How to understand the following C# linq code that implements an algorithm to return all combinations of k elements from n
Can anyone elaborate on this code, or even provide a non-Linq version of this algorithm:
public static IEnumerable<IEnumerable<T>> Combinations<T>
(this IEnumerable<T> elements, int k)
{
return k == 0 ? new[] { new T[0] }
: elements.SelectMany(
(e, i) =>
elements
.Skip(i + 1)
.Combinations(k - 1)
.Select(c => (new[] {e}).Concat(c)));
}
The best way to understand this code is to read Eric Lippert's excellent serial:
- Production portfolio, part one
- Production Portfolio, Part II
- Production Portfolio, Part 3
- Production Portfolio, Part IV
- Production Portfolio, Part V
Basically, if we have IEnumerable
5 items, and we want to make all combinations of size 3, we need to produce the following:
{
// 50, 60, 70, 80, 90
{50, 60, 70}, // T T T F F
{50, 60, 80}, // T T F T F
{50, 60, 90}, // T T F F T
{50, 70, 80}, // T F T T F
{50, 70, 90}, // T F T F T
{50, 80, 90}, // T F F T T
{60, 70, 80}, // F T T T F
{60, 70, 90}, // F T T F T
{60, 80, 90}, // F T F T T
{70, 80, 90} // F F T T T
}
Eric's recursive implementation:
// Takes integers n and k, both non-negative.

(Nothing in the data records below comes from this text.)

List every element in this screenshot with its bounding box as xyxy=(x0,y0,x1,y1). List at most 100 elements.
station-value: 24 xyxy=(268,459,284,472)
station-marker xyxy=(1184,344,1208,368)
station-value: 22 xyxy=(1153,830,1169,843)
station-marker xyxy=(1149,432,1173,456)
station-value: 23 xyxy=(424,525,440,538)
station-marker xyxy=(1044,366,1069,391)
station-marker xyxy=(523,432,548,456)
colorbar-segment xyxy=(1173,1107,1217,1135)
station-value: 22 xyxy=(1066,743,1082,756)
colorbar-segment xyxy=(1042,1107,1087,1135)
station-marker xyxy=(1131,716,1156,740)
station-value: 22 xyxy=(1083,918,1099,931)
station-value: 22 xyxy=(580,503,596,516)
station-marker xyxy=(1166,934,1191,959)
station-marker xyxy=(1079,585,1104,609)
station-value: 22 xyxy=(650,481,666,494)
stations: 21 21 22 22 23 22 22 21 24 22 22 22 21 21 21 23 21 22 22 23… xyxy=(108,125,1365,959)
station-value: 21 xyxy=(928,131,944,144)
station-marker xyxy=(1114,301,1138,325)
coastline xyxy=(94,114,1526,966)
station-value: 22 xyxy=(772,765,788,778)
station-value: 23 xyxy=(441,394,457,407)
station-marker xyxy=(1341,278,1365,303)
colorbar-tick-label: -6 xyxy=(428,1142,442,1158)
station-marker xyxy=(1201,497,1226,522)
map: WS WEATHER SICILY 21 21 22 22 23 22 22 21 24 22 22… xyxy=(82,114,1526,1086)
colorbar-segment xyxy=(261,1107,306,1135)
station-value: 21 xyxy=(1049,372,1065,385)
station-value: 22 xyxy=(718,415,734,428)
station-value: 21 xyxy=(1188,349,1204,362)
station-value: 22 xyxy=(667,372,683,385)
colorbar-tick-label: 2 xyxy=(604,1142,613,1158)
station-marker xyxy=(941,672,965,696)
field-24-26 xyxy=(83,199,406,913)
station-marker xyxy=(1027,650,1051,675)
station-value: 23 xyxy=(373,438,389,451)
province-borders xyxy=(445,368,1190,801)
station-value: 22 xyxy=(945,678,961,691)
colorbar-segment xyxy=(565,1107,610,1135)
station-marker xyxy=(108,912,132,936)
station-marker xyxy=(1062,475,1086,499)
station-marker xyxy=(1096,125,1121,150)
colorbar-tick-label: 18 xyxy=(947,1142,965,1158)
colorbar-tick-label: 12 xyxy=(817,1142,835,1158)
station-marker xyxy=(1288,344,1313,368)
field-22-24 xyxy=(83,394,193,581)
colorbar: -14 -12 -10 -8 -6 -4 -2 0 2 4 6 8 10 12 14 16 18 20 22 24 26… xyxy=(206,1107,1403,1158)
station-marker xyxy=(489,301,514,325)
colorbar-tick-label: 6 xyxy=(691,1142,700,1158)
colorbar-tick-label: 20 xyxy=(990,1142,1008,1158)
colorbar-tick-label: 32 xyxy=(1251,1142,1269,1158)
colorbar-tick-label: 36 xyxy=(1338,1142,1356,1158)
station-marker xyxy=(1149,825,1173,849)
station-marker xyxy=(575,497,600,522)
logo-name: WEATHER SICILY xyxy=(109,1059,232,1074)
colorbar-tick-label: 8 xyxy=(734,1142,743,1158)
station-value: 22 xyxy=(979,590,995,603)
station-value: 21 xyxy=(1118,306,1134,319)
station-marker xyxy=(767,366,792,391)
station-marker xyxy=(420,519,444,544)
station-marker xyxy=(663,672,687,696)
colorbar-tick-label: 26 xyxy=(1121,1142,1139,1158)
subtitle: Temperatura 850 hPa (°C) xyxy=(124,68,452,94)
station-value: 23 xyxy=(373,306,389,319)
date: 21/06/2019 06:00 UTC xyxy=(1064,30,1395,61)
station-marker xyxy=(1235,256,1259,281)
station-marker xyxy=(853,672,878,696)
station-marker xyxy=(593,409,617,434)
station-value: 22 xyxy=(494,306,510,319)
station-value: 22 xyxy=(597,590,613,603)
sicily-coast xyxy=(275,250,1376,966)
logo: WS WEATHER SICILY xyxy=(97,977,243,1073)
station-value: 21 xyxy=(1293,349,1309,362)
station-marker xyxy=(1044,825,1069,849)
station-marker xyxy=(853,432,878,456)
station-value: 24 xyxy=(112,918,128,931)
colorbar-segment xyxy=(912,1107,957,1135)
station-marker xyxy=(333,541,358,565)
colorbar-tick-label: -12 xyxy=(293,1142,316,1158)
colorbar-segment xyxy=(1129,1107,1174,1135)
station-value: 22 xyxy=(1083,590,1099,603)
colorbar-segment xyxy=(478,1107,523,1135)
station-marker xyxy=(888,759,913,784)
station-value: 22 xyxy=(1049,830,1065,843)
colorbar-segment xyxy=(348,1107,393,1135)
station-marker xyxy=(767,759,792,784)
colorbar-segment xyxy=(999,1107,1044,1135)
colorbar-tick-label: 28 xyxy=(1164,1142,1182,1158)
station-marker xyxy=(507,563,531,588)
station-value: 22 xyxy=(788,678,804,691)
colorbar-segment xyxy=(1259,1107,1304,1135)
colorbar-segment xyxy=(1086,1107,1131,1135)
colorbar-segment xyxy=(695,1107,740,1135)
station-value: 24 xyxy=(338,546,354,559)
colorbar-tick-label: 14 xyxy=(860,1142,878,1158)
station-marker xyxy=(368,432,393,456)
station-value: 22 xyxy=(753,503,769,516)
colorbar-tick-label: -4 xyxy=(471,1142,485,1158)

// Produces all sets of exactly k elements consisting only of
// integers from 0 through n - 1.
private static IEnumerable<TinySet> Combinations(int n, int k)
{
// Base case: if k is zero then there can be only one set
// regardless of the value of n: the empty set is the only set
// with zero elements.
if (k == 0)
{
yield return TinySet.Empty;
yield break;
}
// Base case: if n < k then there can be no set of exactly
// k elements containing values from 0 to n - 1, because sets
// do not contain repeated elements.
if (n < k)
yield break;
// A set containing k elements where each is an integer from
// 0 to n - 2 is also a set of k elements where each is an
// integer from 0 to n - 1, so yield all of those.
foreach(var r in Combinations(n-1, k))
yield return r;
// If we add n - 1 to all the sets of k - 1 elements where each
// is an integer from 0 to n - 2, then we get a set of k elements
// where each is an integer from 0 to n - 1.
foreach(var r in Combinations(n-1, k-1))
yield return r.Add(n-1);
}
In your case, the code works like this:
return k == 0
// if we are done, return empty array
? new[] {new T[0]}
// for each element and each number from 0 to enumerable size
: elements.SelectMany((e, i) =>
elements
//skip first i elements, as we already produced combination with them
.Skip(i + 1)
//get all the combinations with size k - 1
.Combinations(k - 1)
//add current element to all produced combinations
.Select(c => (new[] {e}).Concat(c)));
Such non-recursive form of code will be huge and unreadable, try to understand recursion:
Suppose we have 5 elements IEnumerable
: { 16, 13, 2, 4, 100 }
, and all combinations of size 2 are required (the total of the result set equals the binomial coefficients from 5 to 2= 5! / (2! * 3!) = 10
)
Your code will produce:
- For
16
us, we need all combinations of sizes1
, starting from the second position: - For elements
13
we need all size combinations0
starting from the third position - First result:
{ 16, 13 }
- skip
13
, for elements2
we need all size combinations0
starting from the fourth position - Second result:
{ 16, 2 }
- skip
13, 2
, for elements4
we need all size combinations0
starting from the fifth position - Third result:
{ 16, 4 }
- skip
13, 2, 4
, for elements100
we need all size combinations0
starting from the sixth position - Fourth result:
{ 16, 100 }
- ...repeat all from above
13
,2
,4
:
{ 13, 2 }
,{ 13, 4 }
,{ 13, 100 }
,{ 2, 4 }
,{ 2, 100 }
,{ 4, 100 }
We got all 10 combinations we needed. The overload the code author is using is this :Enumerable.SelectMany<TSource, TResult> Method (IEnumerable<TSource>, Func<TSource, Int32, IEnumerable<TResult>>)
Selector
type:System.Func<TSource, Int32, IEnumerable<TResult>>
The transformation function applied to each source element;
the second parameter of the function represents the index of the source element.